Allow regions of your code to run in mixed precision. In these regions, ops run in an op-specific dtype chosen by autocast to improve performance while maintaining accuracy.

Usage

local_autocast(
  device_type,
  dtype = NULL,
  enabled = TRUE,
  cache_enabled = NULL,
  ...,
  .env = parent.frame()
)

with_autocast(
  code,
  ...,
  device_type,
  dtype = NULL,
  enabled = TRUE,
  cache_enabled = NULL
)

Arguments

device_type

a character string indicating whether to use 'cuda' or 'cpu' device

dtype

a torch data type indicating whether to use torch_float16() or torch_bfloat16().

enabled

a logical value indicating whether autocasting should be enabled in the region. Default: TRUE

cache_enabled

a logical value indicating whether the weight cache inside autocast should be enabled.

...

currently unused.

.env

The environment to use for scoping.

code

code to be executed with no gradient recording.

Details

When entering an autocast-enabled region, Tensors may be any type. You should not call half() or bfloat16() on your model(s) or inputs when using autocasting.

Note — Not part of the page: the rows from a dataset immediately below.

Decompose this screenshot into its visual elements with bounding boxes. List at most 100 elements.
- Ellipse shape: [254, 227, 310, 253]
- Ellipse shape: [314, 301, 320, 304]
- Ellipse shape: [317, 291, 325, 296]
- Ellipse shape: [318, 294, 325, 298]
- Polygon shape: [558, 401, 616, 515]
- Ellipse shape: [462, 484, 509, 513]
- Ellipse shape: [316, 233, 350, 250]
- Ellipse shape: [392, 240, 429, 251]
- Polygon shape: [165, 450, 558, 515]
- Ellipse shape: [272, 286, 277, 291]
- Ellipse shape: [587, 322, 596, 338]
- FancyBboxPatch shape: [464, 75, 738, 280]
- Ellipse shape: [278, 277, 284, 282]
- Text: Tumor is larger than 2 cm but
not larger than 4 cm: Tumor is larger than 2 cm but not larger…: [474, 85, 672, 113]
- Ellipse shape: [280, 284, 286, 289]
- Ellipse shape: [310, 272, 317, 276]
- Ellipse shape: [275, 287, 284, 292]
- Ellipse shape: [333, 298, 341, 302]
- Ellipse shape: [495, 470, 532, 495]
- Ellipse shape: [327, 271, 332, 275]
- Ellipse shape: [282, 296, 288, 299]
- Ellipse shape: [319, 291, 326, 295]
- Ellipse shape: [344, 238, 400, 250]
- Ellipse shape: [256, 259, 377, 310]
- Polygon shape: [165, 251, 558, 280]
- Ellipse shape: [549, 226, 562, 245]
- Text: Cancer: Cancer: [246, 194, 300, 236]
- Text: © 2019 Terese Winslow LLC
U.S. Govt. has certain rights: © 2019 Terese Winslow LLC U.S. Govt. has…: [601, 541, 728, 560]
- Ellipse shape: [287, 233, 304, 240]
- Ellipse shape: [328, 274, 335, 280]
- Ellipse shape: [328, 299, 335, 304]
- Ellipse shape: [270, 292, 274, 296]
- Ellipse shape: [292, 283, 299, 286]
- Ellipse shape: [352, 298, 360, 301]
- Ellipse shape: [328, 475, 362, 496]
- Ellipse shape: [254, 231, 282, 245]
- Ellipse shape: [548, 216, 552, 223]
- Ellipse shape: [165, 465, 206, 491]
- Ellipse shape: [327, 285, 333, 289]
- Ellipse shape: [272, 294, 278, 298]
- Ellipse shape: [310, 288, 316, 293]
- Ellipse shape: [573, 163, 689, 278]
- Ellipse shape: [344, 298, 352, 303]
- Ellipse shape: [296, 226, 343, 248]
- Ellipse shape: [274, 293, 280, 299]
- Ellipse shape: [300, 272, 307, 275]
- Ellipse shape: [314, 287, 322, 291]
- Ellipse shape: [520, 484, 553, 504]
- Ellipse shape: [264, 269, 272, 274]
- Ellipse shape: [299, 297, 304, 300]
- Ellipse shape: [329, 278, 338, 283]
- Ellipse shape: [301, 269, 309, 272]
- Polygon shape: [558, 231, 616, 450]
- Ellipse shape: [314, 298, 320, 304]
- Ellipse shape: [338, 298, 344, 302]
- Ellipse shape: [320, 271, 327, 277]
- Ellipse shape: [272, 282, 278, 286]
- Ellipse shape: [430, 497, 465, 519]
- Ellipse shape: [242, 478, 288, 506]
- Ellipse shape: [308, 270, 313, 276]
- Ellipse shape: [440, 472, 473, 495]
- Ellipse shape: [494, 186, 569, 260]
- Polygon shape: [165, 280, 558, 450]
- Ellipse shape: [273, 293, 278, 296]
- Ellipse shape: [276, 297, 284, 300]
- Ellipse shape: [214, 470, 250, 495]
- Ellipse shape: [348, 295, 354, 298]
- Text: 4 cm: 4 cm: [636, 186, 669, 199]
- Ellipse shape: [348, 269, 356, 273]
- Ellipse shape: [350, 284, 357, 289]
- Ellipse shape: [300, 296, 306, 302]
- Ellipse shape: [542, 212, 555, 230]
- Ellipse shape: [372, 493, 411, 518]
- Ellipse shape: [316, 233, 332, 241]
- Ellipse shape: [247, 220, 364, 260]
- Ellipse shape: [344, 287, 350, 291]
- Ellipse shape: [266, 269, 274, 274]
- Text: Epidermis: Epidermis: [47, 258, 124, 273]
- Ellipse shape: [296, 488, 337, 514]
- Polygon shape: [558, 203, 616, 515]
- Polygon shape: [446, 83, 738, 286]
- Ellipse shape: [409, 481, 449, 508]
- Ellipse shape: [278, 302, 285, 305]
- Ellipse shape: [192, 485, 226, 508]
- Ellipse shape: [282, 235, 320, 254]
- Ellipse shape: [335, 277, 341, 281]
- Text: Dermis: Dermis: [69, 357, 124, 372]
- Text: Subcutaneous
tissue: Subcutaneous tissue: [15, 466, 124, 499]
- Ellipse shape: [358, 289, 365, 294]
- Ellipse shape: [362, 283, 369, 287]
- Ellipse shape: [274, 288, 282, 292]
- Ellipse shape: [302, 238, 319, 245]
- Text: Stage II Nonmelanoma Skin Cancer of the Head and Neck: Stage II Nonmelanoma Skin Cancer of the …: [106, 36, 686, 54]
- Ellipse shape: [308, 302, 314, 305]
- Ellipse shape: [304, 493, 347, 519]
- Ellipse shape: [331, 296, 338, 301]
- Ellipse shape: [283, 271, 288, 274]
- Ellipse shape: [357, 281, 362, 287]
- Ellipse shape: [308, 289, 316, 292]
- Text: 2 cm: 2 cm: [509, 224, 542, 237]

autocast should only be enabled during the forward pass(es) of your network, including the loss computation(s). Backward passes under autocast are not recommended. Backward ops run in the same type that autocast used for corresponding forward ops.

Functions

  • with_autocast(): A with context for automatic mixed precision.

See also

cuda_amp_grad_scaler() to perform dynamic gradient scaling.

Examples

if (torch_is_installed()) {
x <- torch_randn(5, 5, dtype = torch_float32())
y <- torch_randn(5, 5, dtype = torch_float32())

foo <- function(x, y) {
  local_autocast(device = "cpu")
  z <- torch_mm(x, y)
  w <- torch_mm(z, x)
  w
}

out <- foo(x, y)
}